А теперь вновь пришли вести, будто султан усиленно готовится к весне. Доходила до Хуняди и иная молва, доверительная, пробуждавшая подозрения и говорившая лишь полуправду: будто граф Цилли не успокоился и по примеру тестя своего, деспота Бранковича, рассыпается в любезностях перед султаном… Старается завоевать благосклонность султана, чтобы с его помощью, после смерти дряхлого Твртко, запять боснийский трон, а затем, объединив Боснию с Хорватией, заложить основу новой империи… Здесь, в отдалении, Хуняди не мог установить, сколько истины было в этих толках, но их оказалось достаточно, чтобы, вкупе с прочими заботами, они смутили его покой. Так чувствуют себя запертые в сарае животные, которые всеми нервами чуют приближение бушующего пожара, но вырваться на свободу не могут.

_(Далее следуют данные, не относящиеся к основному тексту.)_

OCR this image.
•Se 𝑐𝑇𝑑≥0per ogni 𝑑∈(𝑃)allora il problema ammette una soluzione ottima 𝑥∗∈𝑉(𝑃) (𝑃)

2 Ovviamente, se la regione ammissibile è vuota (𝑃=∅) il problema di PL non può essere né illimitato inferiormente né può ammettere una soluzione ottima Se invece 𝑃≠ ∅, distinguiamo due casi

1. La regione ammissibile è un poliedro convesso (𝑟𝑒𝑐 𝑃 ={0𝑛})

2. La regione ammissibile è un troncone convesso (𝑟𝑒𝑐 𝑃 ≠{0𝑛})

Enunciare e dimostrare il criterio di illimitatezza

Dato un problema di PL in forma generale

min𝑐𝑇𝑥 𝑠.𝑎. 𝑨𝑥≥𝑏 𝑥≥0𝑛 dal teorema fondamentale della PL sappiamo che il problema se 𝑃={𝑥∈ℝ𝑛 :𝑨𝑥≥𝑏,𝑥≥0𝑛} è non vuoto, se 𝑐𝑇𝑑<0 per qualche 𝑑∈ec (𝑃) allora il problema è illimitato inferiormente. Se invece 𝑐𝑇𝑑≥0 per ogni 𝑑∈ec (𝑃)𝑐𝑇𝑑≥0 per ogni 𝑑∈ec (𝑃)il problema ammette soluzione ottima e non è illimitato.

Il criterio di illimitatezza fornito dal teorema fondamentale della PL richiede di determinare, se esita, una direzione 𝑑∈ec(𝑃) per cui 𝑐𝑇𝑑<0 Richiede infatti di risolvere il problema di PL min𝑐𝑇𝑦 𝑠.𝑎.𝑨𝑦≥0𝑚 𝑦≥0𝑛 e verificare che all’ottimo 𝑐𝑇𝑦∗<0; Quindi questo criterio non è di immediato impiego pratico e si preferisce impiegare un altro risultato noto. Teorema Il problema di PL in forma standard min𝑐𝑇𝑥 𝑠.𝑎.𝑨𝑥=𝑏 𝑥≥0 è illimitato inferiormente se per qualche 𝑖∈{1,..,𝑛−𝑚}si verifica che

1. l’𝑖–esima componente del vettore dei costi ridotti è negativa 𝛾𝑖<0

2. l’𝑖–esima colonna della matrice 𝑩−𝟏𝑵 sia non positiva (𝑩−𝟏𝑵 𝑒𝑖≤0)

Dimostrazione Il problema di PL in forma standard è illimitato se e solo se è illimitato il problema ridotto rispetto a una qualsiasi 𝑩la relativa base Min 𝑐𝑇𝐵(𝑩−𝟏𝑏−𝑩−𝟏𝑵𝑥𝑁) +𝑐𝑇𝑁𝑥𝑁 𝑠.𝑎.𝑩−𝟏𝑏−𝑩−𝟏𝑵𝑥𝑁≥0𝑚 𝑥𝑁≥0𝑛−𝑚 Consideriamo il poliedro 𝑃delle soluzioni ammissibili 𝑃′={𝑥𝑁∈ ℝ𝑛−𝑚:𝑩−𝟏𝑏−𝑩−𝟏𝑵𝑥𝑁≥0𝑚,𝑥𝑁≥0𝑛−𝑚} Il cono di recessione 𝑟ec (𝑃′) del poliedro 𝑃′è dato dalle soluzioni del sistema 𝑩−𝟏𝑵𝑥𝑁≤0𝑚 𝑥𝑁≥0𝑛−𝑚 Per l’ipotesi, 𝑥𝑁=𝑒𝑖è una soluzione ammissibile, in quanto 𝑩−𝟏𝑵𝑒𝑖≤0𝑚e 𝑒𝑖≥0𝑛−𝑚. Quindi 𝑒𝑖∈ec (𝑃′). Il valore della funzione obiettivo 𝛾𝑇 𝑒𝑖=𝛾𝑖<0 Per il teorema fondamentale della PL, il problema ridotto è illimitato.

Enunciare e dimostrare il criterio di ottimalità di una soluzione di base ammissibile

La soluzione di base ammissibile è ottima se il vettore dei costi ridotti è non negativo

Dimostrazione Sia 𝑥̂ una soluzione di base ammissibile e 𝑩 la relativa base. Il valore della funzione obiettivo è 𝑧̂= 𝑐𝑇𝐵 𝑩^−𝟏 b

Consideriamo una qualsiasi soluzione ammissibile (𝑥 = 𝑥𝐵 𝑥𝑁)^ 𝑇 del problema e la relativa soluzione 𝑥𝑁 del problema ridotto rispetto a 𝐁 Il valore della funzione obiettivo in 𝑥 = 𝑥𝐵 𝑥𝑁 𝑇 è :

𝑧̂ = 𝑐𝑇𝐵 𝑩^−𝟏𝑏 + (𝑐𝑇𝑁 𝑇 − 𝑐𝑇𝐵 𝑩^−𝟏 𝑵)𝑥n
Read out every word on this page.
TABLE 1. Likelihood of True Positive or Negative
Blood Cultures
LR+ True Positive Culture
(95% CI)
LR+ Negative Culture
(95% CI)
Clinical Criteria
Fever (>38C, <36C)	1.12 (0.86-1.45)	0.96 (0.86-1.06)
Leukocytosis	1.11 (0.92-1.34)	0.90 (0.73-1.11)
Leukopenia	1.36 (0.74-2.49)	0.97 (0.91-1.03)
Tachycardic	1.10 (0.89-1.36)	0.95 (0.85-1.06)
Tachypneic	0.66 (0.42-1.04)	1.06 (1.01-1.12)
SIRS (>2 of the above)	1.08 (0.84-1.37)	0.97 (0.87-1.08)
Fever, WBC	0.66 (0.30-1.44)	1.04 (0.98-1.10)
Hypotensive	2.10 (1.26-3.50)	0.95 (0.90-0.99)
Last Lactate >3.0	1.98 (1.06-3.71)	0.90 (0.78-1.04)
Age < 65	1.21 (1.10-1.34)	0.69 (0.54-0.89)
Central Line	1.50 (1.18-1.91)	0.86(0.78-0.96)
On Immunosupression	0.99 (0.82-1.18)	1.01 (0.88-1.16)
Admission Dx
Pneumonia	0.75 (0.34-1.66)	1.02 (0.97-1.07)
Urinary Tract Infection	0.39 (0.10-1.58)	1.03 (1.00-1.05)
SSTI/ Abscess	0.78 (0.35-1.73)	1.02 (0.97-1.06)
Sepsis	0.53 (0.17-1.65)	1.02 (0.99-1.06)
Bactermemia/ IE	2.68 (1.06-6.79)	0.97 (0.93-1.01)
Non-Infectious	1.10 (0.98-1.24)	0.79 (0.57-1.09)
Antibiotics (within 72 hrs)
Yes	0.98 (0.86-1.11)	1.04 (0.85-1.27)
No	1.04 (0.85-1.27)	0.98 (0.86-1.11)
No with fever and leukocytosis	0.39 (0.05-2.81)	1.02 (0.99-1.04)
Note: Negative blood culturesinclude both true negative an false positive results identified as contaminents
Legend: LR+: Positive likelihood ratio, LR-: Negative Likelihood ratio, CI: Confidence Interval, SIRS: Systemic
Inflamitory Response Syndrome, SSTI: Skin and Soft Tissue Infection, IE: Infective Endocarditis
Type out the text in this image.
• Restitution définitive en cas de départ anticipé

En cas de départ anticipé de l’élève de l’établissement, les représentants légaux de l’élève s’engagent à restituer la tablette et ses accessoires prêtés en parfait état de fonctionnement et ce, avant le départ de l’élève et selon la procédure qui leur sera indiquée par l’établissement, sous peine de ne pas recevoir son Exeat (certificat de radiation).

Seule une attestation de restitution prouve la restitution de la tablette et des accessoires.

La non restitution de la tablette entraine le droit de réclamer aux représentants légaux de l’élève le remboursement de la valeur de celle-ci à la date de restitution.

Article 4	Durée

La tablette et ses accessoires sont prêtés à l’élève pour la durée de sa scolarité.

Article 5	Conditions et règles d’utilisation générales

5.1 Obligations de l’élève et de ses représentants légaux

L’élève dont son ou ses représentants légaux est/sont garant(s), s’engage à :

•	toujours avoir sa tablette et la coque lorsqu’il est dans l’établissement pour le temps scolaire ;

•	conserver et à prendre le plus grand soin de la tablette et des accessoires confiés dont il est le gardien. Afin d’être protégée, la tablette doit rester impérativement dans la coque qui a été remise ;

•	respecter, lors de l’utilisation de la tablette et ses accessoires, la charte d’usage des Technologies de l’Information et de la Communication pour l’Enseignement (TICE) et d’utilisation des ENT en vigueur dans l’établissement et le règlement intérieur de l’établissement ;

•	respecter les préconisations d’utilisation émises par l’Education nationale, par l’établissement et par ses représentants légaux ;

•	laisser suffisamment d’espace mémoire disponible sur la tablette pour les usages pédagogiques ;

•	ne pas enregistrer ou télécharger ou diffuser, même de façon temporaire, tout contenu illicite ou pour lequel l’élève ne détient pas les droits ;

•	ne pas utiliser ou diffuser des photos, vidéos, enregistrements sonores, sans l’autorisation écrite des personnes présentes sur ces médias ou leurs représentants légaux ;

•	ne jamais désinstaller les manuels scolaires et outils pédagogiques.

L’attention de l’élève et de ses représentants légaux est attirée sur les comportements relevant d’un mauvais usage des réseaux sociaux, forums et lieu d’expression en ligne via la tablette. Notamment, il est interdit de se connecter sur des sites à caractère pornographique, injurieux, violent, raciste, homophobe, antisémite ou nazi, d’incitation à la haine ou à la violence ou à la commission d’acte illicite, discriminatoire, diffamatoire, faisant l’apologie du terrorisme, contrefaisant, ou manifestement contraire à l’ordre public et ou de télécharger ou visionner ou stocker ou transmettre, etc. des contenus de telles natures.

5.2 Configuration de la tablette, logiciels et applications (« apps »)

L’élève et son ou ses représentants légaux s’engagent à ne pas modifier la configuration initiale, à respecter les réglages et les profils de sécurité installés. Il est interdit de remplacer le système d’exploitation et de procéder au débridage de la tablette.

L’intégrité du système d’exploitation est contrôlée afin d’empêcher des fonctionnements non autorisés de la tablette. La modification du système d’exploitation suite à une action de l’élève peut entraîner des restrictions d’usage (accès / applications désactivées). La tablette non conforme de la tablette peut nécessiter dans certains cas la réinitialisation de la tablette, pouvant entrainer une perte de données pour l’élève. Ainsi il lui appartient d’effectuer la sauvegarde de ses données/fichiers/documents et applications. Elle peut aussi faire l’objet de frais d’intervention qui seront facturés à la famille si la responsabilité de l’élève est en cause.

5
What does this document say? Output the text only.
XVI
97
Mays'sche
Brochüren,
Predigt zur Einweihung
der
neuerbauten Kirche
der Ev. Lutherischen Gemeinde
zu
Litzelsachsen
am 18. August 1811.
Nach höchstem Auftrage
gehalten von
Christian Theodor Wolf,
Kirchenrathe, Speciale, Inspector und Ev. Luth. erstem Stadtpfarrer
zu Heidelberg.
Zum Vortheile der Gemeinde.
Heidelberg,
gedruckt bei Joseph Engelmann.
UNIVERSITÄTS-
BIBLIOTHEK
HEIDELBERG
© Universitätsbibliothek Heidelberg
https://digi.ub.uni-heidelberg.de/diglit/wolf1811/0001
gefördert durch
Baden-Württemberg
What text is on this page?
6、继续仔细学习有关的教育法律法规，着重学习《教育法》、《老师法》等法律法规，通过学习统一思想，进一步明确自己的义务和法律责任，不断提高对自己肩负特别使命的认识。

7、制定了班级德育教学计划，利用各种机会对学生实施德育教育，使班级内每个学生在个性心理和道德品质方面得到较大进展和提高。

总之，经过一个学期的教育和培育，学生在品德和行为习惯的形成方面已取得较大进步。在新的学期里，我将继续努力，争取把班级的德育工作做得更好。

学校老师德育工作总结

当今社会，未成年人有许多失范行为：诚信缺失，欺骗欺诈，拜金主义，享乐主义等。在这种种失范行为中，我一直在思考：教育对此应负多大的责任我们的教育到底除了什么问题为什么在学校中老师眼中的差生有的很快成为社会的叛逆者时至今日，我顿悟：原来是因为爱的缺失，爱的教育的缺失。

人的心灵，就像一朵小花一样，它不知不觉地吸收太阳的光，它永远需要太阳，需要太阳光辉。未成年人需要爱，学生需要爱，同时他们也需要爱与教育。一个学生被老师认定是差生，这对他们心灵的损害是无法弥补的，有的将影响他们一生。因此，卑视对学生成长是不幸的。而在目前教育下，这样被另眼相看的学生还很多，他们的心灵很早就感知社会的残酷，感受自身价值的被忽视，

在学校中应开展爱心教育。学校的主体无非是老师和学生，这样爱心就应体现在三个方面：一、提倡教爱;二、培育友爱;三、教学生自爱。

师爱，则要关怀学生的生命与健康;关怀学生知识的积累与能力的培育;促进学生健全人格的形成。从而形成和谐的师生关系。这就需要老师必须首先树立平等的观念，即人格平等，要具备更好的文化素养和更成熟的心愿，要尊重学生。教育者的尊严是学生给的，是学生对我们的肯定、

Однако королевская милость — пожалование воеводства и темешского губернаторства — сразу освободила его от бессильного беспокойства: теперь в его руках была серьезная власть, он мог действовать. И Хуняди тотчас начал действовать: разослал проживающим на территории воеводства дворянам-помещикам приказ привести в порядок крепости, набрать солдат, подготовить оружие. Начал готовиться и сам: нанял новых солдат, приказал своим военачальникам обучать обращению с оружием неповоротливых и неуклюжих крепостных парней, хлынувших в Хуняд из дальних краев, выписал немецких и итальянских оружейников, и они трудились днем и ночью, ковали наконечники для стрел, копья, острили сабли. Это были дни суровой самозабвенной и успешной работы.